И не выгоды ради, а видя, что не отвяжется, пошел. Приставил лестницу, пока взлезал на крышу, один порожек гнилой под ногой треснул. Трубу, конечно, завалило. Он соображал, как лучше достать оттуда кирпич, когда услышал яростный знакомый лай, крики и грубое басовитое гавканье. С крыши, из-за деревьев, ничего не было видно. Как скатился сверху, не помнил, лестница под ним подломилась, и, хромая, хромая, потрусил. Посреди улицы наездница бесстрашно хлестала Лайку по оскаленной морде, огромная рыжая собака, покусанная до крови, пряталась за хозяйку. Он не слышал, что кричали ему, в раскрытую калитку видел только: внук лежит на дорожке. И душа сама взмолилась: «Не отымай!..» Упал на колени, показалось – не дышит. Сидя на земле, прижал к себе, и внук заплакал, да так жалко, так безутешно. А рядом крутилась Лайка, запаленно дыша, в горле у нее еще порыкивало.
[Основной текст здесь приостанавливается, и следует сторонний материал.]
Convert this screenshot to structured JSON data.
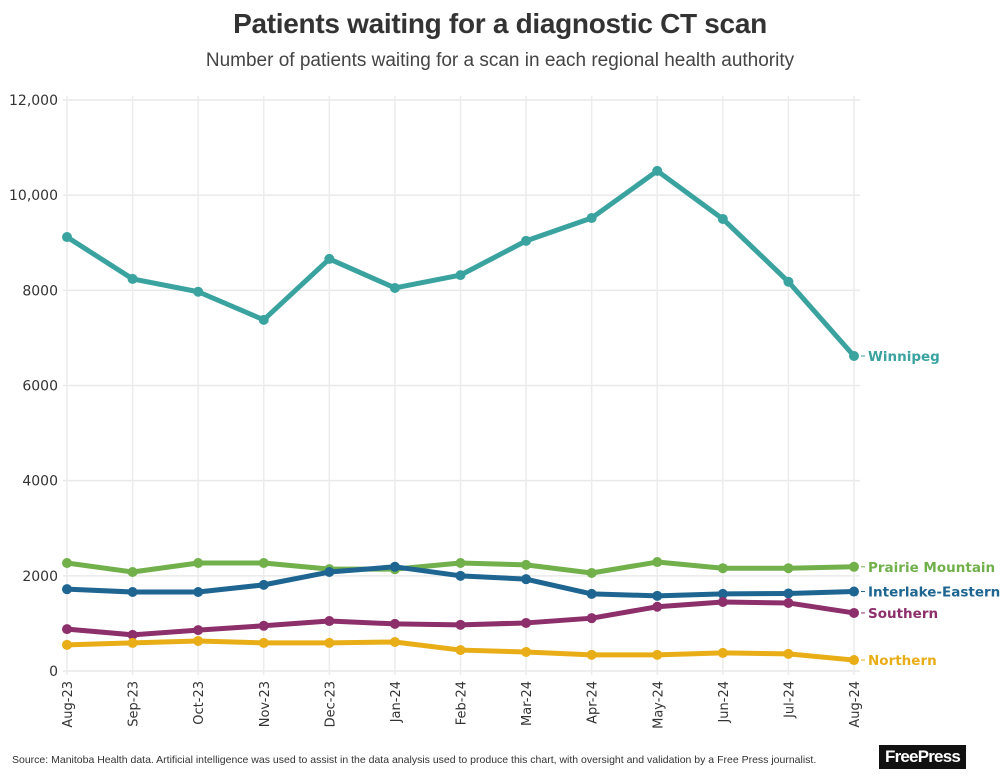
{
  "header": {
    "title": "Patients waiting for a diagnostic CT scan",
    "subtitle": "Number of patients waiting for a scan in each regional health authority"
  },
  "footer": {
    "source": "Source: Manitoba Health data. Artificial intelligence was used to assist in the data analysis used to produce this chart, with oversight and validation by a Free Press journalist.",
    "logo": "FreePress"
  },
  "chart_data": {
    "type": "line",
    "title": "Patients waiting for a diagnostic CT scan",
    "subtitle": "Number of patients waiting for a scan in each regional health authority",
    "xlabel": "",
    "ylabel": "",
    "ylim": [
      0,
      12000
    ],
    "yticks": [
      0,
      2000,
      4000,
      6000,
      8000,
      10000,
      12000
    ],
    "ytick_labels": [
      "0",
      "2000",
      "4000",
      "6000",
      "8000",
      "10,000",
      "12,000"
    ],
    "grid": true,
    "legend": "direct-labels-right",
    "categories": [
      "Aug-23",
      "Sep-23",
      "Oct-23",
      "Nov-23",
      "Dec-23",
      "Jan-24",
      "Feb-24",
      "Mar-24",
      "Apr-24",
      "May-24",
      "Jun-24",
      "Jul-24",
      "Aug-24"
    ],
    "series": [
      {
        "name": "Winnipeg",
        "color": "#3aa39f",
        "values": [
          9120,
          8240,
          7970,
          7380,
          8660,
          8050,
          8320,
          9040,
          9520,
          10510,
          9500,
          8180,
          6620
        ]
      },
      {
        "name": "Prairie Mountain",
        "color": "#72b04b",
        "values": [
          2270,
          2080,
          2270,
          2270,
          2140,
          2140,
          2270,
          2230,
          2060,
          2290,
          2160,
          2160,
          2190
        ]
      },
      {
        "name": "Interlake-Eastern",
        "color": "#1f6591",
        "values": [
          1720,
          1660,
          1660,
          1810,
          2080,
          2190,
          2000,
          1930,
          1620,
          1580,
          1620,
          1630,
          1670
        ]
      },
      {
        "name": "Southern",
        "color": "#8c2f6b",
        "values": [
          880,
          760,
          860,
          950,
          1050,
          990,
          970,
          1010,
          1110,
          1350,
          1450,
          1430,
          1220
        ]
      },
      {
        "name": "Northern",
        "color": "#e8ad17",
        "values": [
          550,
          590,
          630,
          590,
          590,
          610,
          440,
          400,
          340,
          340,
          380,
          360,
          230
        ]
      }
    ]
  }
}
Был ясный день осени, один из последних ясных дней. Упадет без ветра желтый лист клена, и слышно, как, шурша, он укладывается на земле среди сухих опавших листьев.
С утра старик искупал внука в корыте, бельишко с него и с себя постирал в мыльной воде, прополоскал на улице под краном и вывесил на веревке. Постричь ножницами, как Аля умела, у него не получилось, и, найдя машинку, которой еще сыновей стриг, остриг внука наголо. Старая машинка щипала до крови, внук вскрикивал, он дул ему на голову, остужая боль.
Какая маленькая у него голова, когда сняли волосы, синяя, голая. И, выведя на крыльцо, старик надел на него зимнюю шапку, она съезжала на ухо. Кашу овсяную сварил ему на сливках, что осталось, смешал со вчерашней, застывшей в кастрюле, развел пожиже. Попалась на глаза банка мясных консервов, немецких, тех самых, что побежденные посылали победителям в год, когда страну пугали грядущим голодом.